У компьютеров сидело, в проходах крутилось множество операторов в чинах не ниже майоров. Одну из комнаток, примыкающих к бункеру, отвели Бергу. Зная щепетильность его в отношении пищи, по приказу Йогева, в комнатку поставили небольшой холодильник, в который Берг сам сложил все приготовленное Малкой, и кровать, покрытую солдатским одеялом. К комнатке примыкал небольшой туалет, совмещенный с ванной.
Открывая новый компьютер, Берг всегда чувствовал мистический трепет, словно бы его, Берга, сознание порождало, вдыхало жизнь в новое, только родившееся беспомощное существо и отныне несло за него ответственность.
Мозг, в отличие от компьютера, может по цепочке ассоциаций или связок, попросту говоря, не включаться в нужное умозаключение или клетку памяти, а двинуться по какому-то неведомому пути.

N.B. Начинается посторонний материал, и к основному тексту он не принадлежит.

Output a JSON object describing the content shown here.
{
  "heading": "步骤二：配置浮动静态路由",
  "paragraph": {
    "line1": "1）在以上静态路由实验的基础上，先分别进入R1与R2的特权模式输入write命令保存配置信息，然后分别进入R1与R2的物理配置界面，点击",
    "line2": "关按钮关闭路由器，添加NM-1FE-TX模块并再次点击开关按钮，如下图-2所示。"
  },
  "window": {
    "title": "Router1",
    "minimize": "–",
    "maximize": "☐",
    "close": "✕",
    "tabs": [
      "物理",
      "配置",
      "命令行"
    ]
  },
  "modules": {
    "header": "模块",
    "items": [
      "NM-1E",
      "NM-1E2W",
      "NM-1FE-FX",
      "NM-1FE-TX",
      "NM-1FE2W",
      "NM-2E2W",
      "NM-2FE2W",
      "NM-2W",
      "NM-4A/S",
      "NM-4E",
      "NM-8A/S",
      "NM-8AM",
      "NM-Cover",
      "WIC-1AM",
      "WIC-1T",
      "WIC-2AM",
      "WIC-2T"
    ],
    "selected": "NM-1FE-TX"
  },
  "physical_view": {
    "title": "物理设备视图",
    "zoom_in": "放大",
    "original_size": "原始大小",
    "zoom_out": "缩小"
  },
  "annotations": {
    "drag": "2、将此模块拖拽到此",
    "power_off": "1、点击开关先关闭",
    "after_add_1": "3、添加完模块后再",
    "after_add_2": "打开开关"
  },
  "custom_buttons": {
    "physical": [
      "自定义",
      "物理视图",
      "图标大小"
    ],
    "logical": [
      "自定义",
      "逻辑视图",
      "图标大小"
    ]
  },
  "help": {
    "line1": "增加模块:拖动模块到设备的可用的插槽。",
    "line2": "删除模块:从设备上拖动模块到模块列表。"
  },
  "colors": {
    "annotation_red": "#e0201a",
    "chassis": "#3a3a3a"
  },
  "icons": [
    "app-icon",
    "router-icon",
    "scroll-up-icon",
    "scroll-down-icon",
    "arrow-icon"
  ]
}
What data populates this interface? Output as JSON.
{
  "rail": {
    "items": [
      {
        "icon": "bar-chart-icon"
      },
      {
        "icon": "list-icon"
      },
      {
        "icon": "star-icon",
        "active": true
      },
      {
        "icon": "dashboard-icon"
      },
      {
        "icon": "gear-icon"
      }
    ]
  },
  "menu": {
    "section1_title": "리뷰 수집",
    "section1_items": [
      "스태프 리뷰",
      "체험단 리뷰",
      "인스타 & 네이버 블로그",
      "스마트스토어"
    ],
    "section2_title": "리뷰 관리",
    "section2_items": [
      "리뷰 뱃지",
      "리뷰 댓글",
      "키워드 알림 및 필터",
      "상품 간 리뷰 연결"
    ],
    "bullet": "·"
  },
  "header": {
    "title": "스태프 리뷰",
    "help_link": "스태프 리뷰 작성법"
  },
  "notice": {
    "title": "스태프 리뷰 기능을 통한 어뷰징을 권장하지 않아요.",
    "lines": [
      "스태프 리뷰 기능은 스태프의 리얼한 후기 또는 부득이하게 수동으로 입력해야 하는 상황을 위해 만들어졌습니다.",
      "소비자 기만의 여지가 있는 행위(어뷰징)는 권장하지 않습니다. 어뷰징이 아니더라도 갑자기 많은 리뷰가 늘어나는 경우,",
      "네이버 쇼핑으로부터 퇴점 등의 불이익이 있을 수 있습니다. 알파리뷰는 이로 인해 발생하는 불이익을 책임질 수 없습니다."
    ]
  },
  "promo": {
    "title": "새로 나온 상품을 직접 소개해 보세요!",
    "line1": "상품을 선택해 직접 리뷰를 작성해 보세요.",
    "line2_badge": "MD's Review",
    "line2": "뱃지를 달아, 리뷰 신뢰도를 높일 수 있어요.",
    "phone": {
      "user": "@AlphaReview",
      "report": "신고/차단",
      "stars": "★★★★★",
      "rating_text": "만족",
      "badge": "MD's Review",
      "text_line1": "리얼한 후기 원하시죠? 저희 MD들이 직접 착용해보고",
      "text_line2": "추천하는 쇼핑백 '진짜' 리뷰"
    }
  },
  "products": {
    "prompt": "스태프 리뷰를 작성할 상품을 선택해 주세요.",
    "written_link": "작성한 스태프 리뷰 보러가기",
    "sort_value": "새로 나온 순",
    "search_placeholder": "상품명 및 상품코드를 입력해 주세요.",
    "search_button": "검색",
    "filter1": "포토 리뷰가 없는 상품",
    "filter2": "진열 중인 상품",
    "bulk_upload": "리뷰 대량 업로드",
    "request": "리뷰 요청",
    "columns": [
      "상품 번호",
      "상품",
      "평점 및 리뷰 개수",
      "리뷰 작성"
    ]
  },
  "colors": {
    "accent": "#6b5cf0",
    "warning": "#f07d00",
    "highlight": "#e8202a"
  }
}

И от этой ошибки может родиться нечто гениальное, как положим, неправильный перевод из пророка Исайи слова «алма» – «молодая женщина». Александрийские толковники перевели это как «дева». Отсюда, как сказал ему Орман, развилось понятие «дева непорочная», переведенное Гете на немецкий – «Евиг вайблихе», – «Вечно женственное». Компьютер ошибиться не может. Он по связной цепочке всегда приведет к нужной клетке памяти, но поэтому не в силах породить нечто самодостаточное и гениальное.

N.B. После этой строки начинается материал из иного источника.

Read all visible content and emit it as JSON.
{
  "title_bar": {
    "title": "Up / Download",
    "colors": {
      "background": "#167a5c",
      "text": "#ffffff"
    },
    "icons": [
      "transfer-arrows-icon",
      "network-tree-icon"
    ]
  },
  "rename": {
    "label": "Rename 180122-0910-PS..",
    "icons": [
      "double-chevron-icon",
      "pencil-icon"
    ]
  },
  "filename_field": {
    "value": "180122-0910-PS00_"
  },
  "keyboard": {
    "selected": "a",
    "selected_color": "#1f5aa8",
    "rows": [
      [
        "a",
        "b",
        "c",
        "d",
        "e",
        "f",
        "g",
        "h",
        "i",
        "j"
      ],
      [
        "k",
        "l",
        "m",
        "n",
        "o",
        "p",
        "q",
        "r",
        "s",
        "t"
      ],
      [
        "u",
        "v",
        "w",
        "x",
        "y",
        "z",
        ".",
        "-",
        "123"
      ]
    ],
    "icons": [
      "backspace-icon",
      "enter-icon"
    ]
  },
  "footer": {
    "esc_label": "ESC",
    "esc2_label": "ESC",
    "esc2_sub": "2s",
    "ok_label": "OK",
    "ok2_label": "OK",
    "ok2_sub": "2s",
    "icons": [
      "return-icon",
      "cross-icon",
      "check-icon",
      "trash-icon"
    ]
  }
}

Берг опять помолился про себя перед Святым, благословенно имя Его, за то, что вспомнил про деву непорочную, ибо это святотатство в душе верующего еврея, затем прилег на койку, закрыл глаза, чтобы немного расслабиться, и заснул минут на десять. Во сне возник отец, молча положил руку сыну на голову, как бы благословляя. Берг проснулся, вскочил, в первый миг не понимая, где он, что с ним, откуда явился и куда исчез отец, который давно не возникал в его снах.
Перед ним светился большой экран прекрасного, но еще незнакомого компьютера. Как всегда, стоило пальцам коснуться клавиатуры, как Берг окончательно приходил в себя.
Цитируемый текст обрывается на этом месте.